SBIR Phase I: Knowledge-Based Adaptive Software Development Methodologies

Award Information
Agency: National Science Foundation
Branch: N/A
Contract: 0233137
Agency Tracking Number: 0233137
Amount: $100,000.00
Phase: Phase I
Program: SBIR
Awards Year: 2003
Solitcitation Year: N/A
Solitcitation Topic Code: N/A
Solitcitation Number: N/A
Small Business Information
Adaptive Process Technologies
216 N. 11th St, Lincoln, NE, 68508
Duns: N/A
Hubzone Owned: N
Woman Owned: N
Socially and Economically Disadvantaged: N
Principal Investigator
 Scott Henninger
 () -
Business Contact
Phone: () -
Research Institution
N/A
Abstract
This Small Business Innovative Research Phase I project builds on a research program investigating the design of process-based software development tools and methodologies. The project will develop a next generation of this software that supports the creation, refinement, and adaptation of software development methodologies in a principled manner while preserving the need for rapid innovation.
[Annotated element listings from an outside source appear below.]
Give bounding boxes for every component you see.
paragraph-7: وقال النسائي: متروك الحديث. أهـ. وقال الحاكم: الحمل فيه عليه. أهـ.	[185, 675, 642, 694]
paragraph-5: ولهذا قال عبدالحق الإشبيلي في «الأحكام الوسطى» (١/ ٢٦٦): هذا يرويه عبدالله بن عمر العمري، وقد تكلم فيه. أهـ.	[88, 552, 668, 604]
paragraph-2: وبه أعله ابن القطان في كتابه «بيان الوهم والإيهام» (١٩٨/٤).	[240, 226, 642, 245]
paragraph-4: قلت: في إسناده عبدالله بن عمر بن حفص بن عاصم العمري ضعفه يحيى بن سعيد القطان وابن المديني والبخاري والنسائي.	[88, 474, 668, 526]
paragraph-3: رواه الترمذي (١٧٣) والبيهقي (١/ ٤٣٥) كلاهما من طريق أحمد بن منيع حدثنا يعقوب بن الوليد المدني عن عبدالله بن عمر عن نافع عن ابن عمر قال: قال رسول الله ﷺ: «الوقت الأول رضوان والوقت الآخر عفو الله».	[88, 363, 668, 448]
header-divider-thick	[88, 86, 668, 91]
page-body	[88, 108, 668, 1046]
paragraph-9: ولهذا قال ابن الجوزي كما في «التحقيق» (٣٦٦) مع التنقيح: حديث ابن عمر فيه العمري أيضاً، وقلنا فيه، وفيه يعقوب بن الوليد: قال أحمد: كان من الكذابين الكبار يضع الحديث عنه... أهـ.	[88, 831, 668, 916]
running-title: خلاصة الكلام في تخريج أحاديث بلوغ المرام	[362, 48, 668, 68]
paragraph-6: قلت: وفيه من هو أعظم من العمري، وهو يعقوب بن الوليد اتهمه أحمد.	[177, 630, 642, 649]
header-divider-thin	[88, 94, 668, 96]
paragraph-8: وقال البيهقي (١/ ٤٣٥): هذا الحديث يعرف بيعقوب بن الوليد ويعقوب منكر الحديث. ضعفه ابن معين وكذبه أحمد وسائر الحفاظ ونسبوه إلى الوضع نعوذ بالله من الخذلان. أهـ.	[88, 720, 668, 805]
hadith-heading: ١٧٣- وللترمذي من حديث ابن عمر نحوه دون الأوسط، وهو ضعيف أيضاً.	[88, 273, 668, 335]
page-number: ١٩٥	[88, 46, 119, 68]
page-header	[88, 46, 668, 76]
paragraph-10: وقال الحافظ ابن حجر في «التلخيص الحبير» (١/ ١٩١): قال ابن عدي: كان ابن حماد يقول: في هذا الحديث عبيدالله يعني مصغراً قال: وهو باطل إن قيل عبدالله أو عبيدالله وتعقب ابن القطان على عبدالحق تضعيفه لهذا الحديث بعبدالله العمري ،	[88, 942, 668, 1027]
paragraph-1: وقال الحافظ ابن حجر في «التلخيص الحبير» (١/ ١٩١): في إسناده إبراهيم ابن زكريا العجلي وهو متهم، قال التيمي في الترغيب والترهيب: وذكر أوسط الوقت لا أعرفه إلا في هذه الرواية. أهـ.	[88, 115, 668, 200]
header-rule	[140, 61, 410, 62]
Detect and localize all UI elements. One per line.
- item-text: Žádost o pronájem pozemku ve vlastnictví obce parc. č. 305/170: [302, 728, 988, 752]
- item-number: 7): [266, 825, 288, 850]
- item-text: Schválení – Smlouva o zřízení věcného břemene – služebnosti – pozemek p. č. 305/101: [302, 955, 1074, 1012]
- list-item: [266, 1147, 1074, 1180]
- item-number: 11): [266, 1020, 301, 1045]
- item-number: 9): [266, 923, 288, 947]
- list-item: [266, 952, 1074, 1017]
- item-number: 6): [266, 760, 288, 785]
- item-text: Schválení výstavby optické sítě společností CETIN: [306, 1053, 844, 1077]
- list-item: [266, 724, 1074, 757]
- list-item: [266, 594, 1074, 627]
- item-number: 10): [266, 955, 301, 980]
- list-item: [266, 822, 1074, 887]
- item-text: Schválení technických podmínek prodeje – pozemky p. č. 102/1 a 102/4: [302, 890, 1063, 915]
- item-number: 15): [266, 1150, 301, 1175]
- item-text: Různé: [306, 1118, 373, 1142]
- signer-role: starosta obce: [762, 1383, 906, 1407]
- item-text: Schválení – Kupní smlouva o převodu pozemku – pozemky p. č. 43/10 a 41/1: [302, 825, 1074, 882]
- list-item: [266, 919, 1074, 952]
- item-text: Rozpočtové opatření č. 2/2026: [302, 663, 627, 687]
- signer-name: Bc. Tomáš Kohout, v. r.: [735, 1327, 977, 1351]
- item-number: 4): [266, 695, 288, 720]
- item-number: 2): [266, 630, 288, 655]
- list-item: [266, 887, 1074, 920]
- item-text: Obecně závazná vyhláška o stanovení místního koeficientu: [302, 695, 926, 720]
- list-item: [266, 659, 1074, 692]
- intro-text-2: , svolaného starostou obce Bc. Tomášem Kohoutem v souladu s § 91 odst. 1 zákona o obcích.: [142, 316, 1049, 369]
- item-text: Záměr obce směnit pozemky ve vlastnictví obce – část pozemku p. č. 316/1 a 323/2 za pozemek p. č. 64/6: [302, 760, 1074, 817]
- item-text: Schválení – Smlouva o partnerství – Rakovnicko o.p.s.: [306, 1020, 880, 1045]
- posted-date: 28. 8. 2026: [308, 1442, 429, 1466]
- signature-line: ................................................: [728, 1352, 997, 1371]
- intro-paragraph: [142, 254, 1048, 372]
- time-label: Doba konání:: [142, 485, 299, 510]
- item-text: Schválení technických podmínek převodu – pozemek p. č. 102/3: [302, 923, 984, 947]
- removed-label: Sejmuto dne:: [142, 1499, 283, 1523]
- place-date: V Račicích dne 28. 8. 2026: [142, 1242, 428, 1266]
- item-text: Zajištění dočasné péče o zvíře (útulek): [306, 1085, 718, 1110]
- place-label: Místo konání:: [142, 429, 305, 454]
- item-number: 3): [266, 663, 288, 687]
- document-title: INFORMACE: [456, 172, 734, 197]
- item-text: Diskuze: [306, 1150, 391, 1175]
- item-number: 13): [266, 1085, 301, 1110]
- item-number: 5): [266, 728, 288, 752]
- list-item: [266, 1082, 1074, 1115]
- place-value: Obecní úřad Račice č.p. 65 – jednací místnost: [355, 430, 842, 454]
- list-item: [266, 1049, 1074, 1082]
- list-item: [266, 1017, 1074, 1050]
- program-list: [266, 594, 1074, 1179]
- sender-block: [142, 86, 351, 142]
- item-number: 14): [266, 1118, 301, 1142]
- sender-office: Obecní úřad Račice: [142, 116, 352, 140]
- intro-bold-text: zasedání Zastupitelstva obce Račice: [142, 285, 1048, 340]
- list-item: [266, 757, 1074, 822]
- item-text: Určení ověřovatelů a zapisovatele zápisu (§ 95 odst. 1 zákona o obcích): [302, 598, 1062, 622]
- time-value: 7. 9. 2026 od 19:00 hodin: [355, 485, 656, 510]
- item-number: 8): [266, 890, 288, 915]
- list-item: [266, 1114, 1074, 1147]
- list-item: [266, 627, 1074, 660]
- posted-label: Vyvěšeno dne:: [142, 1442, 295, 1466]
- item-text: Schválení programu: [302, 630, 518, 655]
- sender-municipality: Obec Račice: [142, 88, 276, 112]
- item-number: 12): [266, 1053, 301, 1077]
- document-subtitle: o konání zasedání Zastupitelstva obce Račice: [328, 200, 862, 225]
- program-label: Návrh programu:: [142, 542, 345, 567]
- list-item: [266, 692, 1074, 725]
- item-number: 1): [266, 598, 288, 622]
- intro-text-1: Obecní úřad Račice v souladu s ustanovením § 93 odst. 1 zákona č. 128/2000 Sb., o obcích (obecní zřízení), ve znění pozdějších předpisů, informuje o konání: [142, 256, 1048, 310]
The BORE (Building an Organizational Repository of Experiences) software development approach uniquely provides two levels of process adaptation based on project experiences. The system allows individual development efforts to create an instance of a defined process and tailor it to meet project needs. This is accomplished through a rule-based system that formally captures project decisions in a manner that can easily be used to assess project experiences for potential process improvements. These experiences are used in a feedback-based framework that refines the defined process to meet the emerging needs of the organization. The objectives of this Phase I research project are to refine the concepts and implement them in a stable version of the BORE system that can be used in evaluative studies. These studies will be used to assess the feasibility of the overall approach for potential commercialization. The innovative approach investigated in this project has the right mix of flexibility and discipline not found in current methodologies or tools, which have had minimal impact on the industry thus far. Success of this project also has the potential for impact beyond software development organizations. It has already been used in educational settings and is general enough to be applied to a number of industries that face dynamic production and design processes in today's fast-based, customer driven, business milieu

* information listed above is at the time of submission.